At the time, Premier Caroline Cochrane publicly congratulated the IRC.

Orvitz said the IRC and GNWT then worked collaboratively for months to transition authority over child welfare. Learning of the GNWT’s Supreme Court intervention was, he said, a shock.

“There were some areas of dispute but we were able to work through many of these challenges,” said Orvitz. “But quite recently, in late September, they decided that … they were not bound to follow the decisions of the act and therefore they did not respect or recognize Inuvialuit law. This was quite a surprise to us.”

Orvitz believes the territorial government is using children to reinforce its place in Canadian politics.

“They had an opportunity to be on the right side of history, and they’ve chosen against that,” said Orvitz.

“I’ve heard some of their arguments at the Supreme Court and it really does seem to be that they are looking to advance additional authority and jurisdiction for the GNWT, and they’re looking to do that on the backs of Inuvialuit and Indigenous children. That, to me, is unforgivable.”

On Wednesday, the IRC ran a full-page open letter from chair and chief executive Duane Ningaqsiq Smith to Premier Caroline Cochrane in the Globe and Mail.

“Under your watch, the Government of the Northwest Territories has continued a centuries-long policy of removing Indigenous children from their families, homes and communities – denying them their culture, and basic human rights,” that open letter stated in part.

“We are calling on you… to drop your intervention at the Supreme Court.”

The GNWT’s response

While neither Premier Cochrane nor RJ Simpson – who acts as the NWT’s attorney general – directly responded to requests for comment, a spokesperson for Cochrane’s cabinet said that the GNWT was not challenging the Inuvialuit Regional Corporation’s law but “seeking clarity” on a broader legal matter.

The NWT “affirms the inherent right of self-government of Indigenous peoples,” the spokesperson said by email, but is concerned about the part of Bill C-92 that grants Indigenous laws the same force as federal law.

Specifically, the GNWT queries a section that states “Indigenous laws prevail over any conflicting or inconsistent provisions of provincial legislation.”
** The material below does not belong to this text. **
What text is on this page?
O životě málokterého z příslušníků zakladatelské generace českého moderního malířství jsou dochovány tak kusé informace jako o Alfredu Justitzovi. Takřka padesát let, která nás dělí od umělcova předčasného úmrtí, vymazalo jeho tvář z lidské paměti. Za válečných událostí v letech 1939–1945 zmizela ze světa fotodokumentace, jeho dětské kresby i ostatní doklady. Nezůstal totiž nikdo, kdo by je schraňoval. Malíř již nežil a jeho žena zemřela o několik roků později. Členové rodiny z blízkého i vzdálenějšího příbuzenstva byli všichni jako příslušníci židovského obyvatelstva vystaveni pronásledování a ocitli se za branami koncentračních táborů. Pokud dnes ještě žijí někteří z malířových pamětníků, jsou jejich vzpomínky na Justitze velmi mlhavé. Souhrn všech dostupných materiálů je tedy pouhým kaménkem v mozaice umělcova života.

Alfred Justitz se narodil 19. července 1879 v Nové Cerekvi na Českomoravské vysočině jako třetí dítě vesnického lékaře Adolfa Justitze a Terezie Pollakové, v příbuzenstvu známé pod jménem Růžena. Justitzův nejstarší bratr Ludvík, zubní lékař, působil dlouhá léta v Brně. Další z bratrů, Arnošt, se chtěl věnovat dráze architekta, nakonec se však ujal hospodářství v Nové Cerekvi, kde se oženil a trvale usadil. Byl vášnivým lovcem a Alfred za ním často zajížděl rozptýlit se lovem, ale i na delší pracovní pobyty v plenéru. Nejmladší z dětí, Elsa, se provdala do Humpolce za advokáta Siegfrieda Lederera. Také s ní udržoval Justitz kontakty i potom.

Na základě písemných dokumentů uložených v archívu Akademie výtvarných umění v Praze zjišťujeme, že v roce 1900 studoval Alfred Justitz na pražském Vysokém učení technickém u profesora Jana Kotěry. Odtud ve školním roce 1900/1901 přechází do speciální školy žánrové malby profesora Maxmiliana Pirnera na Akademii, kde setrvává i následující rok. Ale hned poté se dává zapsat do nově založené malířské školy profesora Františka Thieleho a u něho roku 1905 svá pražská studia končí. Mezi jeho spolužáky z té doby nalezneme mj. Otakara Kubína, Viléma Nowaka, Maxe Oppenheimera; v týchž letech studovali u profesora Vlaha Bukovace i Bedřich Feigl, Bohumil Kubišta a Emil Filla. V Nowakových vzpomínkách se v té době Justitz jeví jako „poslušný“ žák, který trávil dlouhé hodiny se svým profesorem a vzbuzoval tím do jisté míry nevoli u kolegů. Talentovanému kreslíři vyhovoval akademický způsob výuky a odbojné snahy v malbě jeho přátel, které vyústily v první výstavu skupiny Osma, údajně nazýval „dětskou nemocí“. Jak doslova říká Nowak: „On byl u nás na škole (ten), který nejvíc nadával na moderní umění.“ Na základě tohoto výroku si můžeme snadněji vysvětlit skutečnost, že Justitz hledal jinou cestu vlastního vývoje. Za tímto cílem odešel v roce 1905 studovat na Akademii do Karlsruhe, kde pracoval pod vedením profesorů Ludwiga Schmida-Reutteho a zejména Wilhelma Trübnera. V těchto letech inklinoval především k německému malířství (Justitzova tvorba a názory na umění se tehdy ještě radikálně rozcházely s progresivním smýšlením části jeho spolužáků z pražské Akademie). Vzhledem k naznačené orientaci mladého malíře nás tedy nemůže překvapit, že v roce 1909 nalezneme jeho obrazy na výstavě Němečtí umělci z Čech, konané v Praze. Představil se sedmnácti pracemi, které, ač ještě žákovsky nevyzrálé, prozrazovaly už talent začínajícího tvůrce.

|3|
The territory’s spokesperson also highlighted perceived conflicts with the Northwest Territories Act, which they referred to as the territory’s constitution, saying it provides “powers similar in nature and scope to the powers of provincial legislatures.”

The Northwest Territories Act is not a provincial constitution but a federal statute, and Orvitz contends that even the NWT’s claim to possess an attorney general is a legal grey area as the authority of an attorney general is usually established by a provincial constitution, which the territory doesn’t have.

“The argument that they’re making, the claims to having an attorney general and some of the other hallmarks of a constitutionally recognized entity like the federal government or the provinces? I mean, I think these are all strategic moves being made in bad faith,” he said.

“We all know that the Government of the Northwest Territories is animated and funded by the federal government,” agreed Innes. “It does not have its own constitutional statute. It’s a creature of federal law. There are some constitutional dimensions to that – it has a legislature, it passes laws – and to the extent that it stays within that scope and serves those purposes for northerners, I don’t think anyone has any issues.”

But when the territory “steps forward and in front of Indigenous governments,” Innes said, it undermines crucial steps toward recognition of Indigenous sovereignty.

“It just leaves me shaking my head at the tone-deafness to the underlying problem,” he continued, “which is not the proper constitutional order between provinces and territories in Canada, but how do we help kids?”

Smith wrote in his open letter: “The choice of your government to use the cover of jurisdictional arguments to deny Inuvialuit children their basic rights, continuing the colonial legacy of removing Inuit children from Inuit communities, is extremely disturbing and disappointing.

“Meaningful reconciliation requires more than words.”